I'm trying to do a limited broad (across multiple domains) crawl with scrappy, where I start on a summary/index page, follow specific links on that page, parse the linked sites, and follow all links from those sites. It's basically using the following schema:
1) Follow rule-selected links from start_url site (this site doesn't need to be parsed).
2) Parse the pages linked from start_url with custom method (def parse_it()
).
3) Follow all links on the pages parsed under 2), and parse the linked pages.

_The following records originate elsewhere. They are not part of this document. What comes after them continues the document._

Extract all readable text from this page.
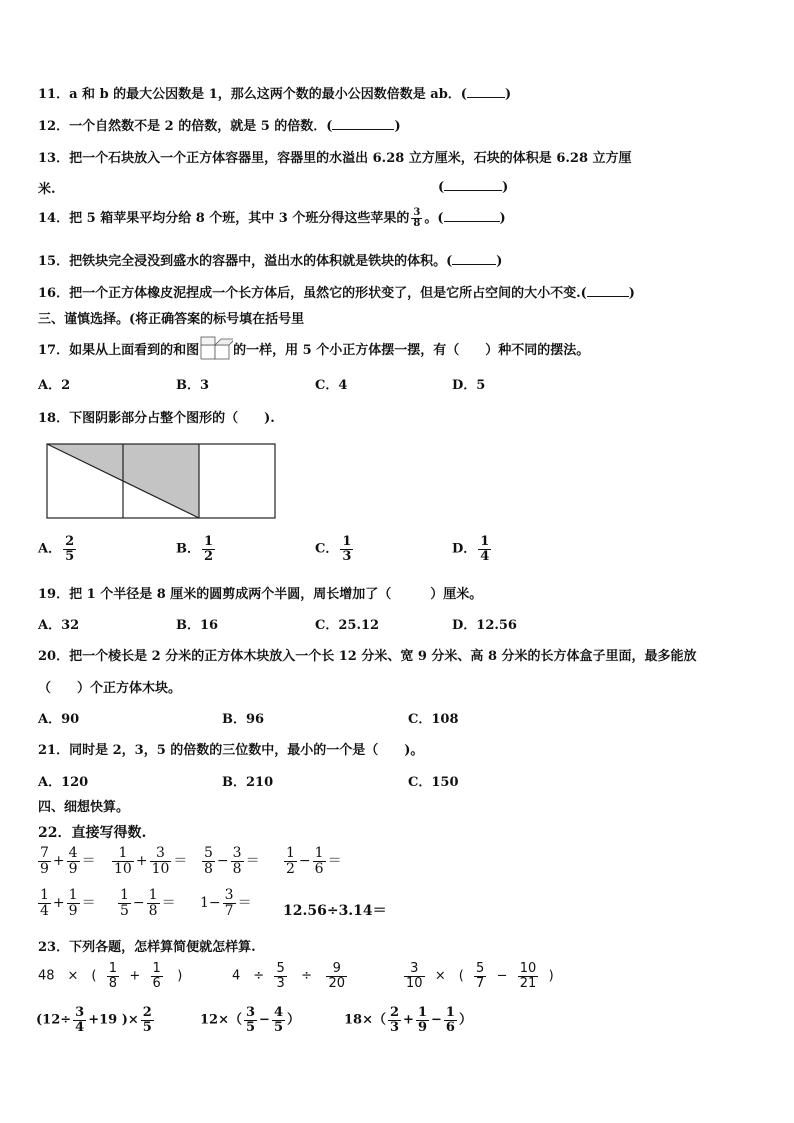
11．a 和 b 的最大公因数是 1，那么这两个数的最小公因数倍数是 ab．(	)
12．一个自然数不是 2 的倍数，就是 5 的倍数．(	)
13．把一个石块放入一个正方体容器里，容器里的水溢出 6.28 立方厘米，石块的体积是 6.28 立方厘
米.	(	)
14．把 5 箱苹果平均分给 8 个班，其中 3 个班分得这些苹果的 $\frac{3}{8}$ 。(	)
15．把铁块完全浸没到盛水的容器中，溢出水的体积就是铁块的体积。(	)
16．把一个正方体橡皮泥捏成一个长方体后，虽然它的形状变了，但是它所占空间的大小不变.(	)
三、谨慎选择。(将正确答案的标号填在括号里
17．如果从上面看到的和图	的一样，用 5 个小正方体摆一摆，有（　　）种不同的摆法。
A．2	B．3	C．4	D．5
18．下图阴影部分占整个图形的（　　).
A． $\frac{2}{5}$	B． $\frac{1}{2}$	C． $\frac{1}{3}$	D． $\frac{1}{4}$
19．把 1 个半径是 8 厘米的圆剪成两个半圆，周长增加了（　　　）厘米。
A．32	B．16	C．25.12	D．12.56
20．把一个棱长是 2 分米的正方体木块放入一个长 12 分米、宽 9 分米、高 8 分米的长方体盒子里面，最多能放
（　　）个正方体木块。
A．90	B．96	C．108
21．同时是 2，3，5 的倍数的三位数中，最小的一个是（　　)。
A．120	B．210	C．150
四、细想快算。
22．直接写得数.
$\frac{7}{9} + \frac{4}{9} = \frac{1}{10} + \frac{3}{10} = \frac{5}{8} - \frac{3}{8} = \frac{1}{2} - \frac{1}{6}$ ＝
$\frac{1}{4} + \frac{1}{9} = \frac{1}{5} - \frac{1}{8} = 1- \frac{3}{7} = 12.56\div 3.14=$
23．下列各题，怎样算简便就怎样算.
48　×　( $\frac{1}{8} + \frac{1}{6}$ )	4　÷ $\frac{5}{3} \div \frac{9}{20}$	$\frac{3}{10}$ ×　( $\frac{5}{7} - \frac{10}{21}$ )
($12\div \frac{3}{4} +19$ )× $\frac{2}{5}$	$12\times( \frac{3}{5} - \frac{4}{5}$ ）	$18\times( \frac{2}{3} + \frac{1}{9} - \frac{1}{6}$ ）
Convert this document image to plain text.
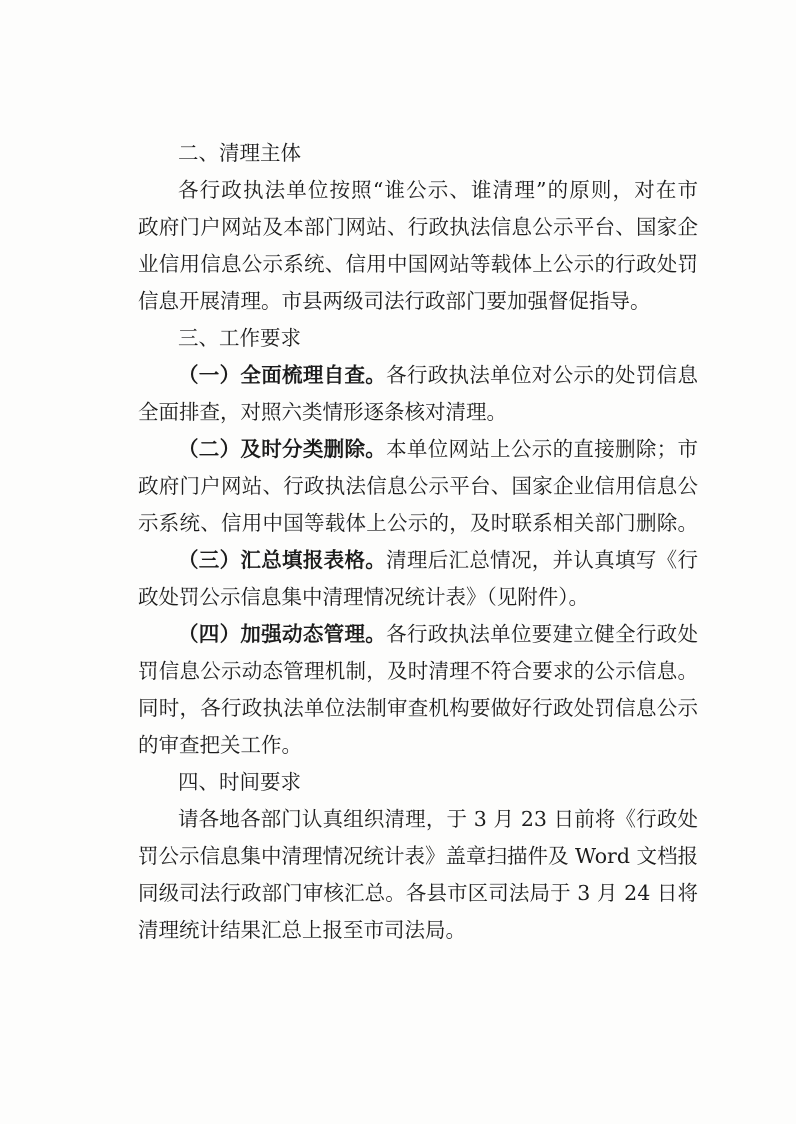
二、清理主体

各行政执法单位按照“谁公示、谁清理”的原则，对在市

政府门户网站及本部门网站、行政执法信息公示平台、国家企

业信用信息公示系统、信用中国网站等载体上公示的行政处罚

信息开展清理。市县两级司法行政部门要加强督促指导。

三、工作要求

（一）全面梳理自查。各行政执法单位对公示的处罚信息

全面排查，对照六类情形逐条核对清理。

（二）及时分类删除。本单位网站上公示的直接删除；市

政府门户网站、行政执法信息公示平台、国家企业信用信息公

示系统、信用中国等载体上公示的，及时联系相关部门删除。

（三）汇总填报表格。清理后汇总情况，并认真填写《行

政处罚公示信息集中清理情况统计表》（见附件）。

（四）加强动态管理。各行政执法单位要建立健全行政处

罚信息公示动态管理机制，及时清理不符合要求的公示信息。

同时，各行政执法单位法制审查机构要做好行政处罚信息公示

的审查把关工作。

四、时间要求

请各地各部门认真组织清理，于 3 月 23 日前将《行政处

罚公示信息集中清理情况统计表》盖章扫描件及 Word 文档报

同级司法行政部门审核汇总。各县市区司法局于 3 月 24 日将

清理统计结果汇总上报至市司法局。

I can do 1) and 2) easily with the CrawlSpider. But I have to define a link extractor rule that only follows the links I need (in the example below, actual op-ed pages from the NYT's opinion page). What then happens in 3) is that the Spider only follows links from the pages parsed under 2) that match the link extractor rule -- as would be expected. Here's the relevant code:
class xSpider(CrawlSpider):
name = "x"
start_urls = [
"http://www.nytimes.com/pages/opinion"
]
rules = (
Rule(LinkExtractor(allow=(r'/\d{4}/\d{2}/\d{2}')), callback='parse_it', follow=True),
)
def parse_it(self, response):
<my parse method>
My question is: how could I apply the rule I have above to the start URL, but then set a new rule for extracting links (allow=()
) for the subsequent rank of pages? I know that the CrawlSpider has a parse_start_URL
function, but I don't see any obvious way of attaching the above rule only to the start_URL and defining a different rule for subsequent pages.
Edit (thinking out loud): or is it just easier to do this with the Request
library and write a basic custom crawler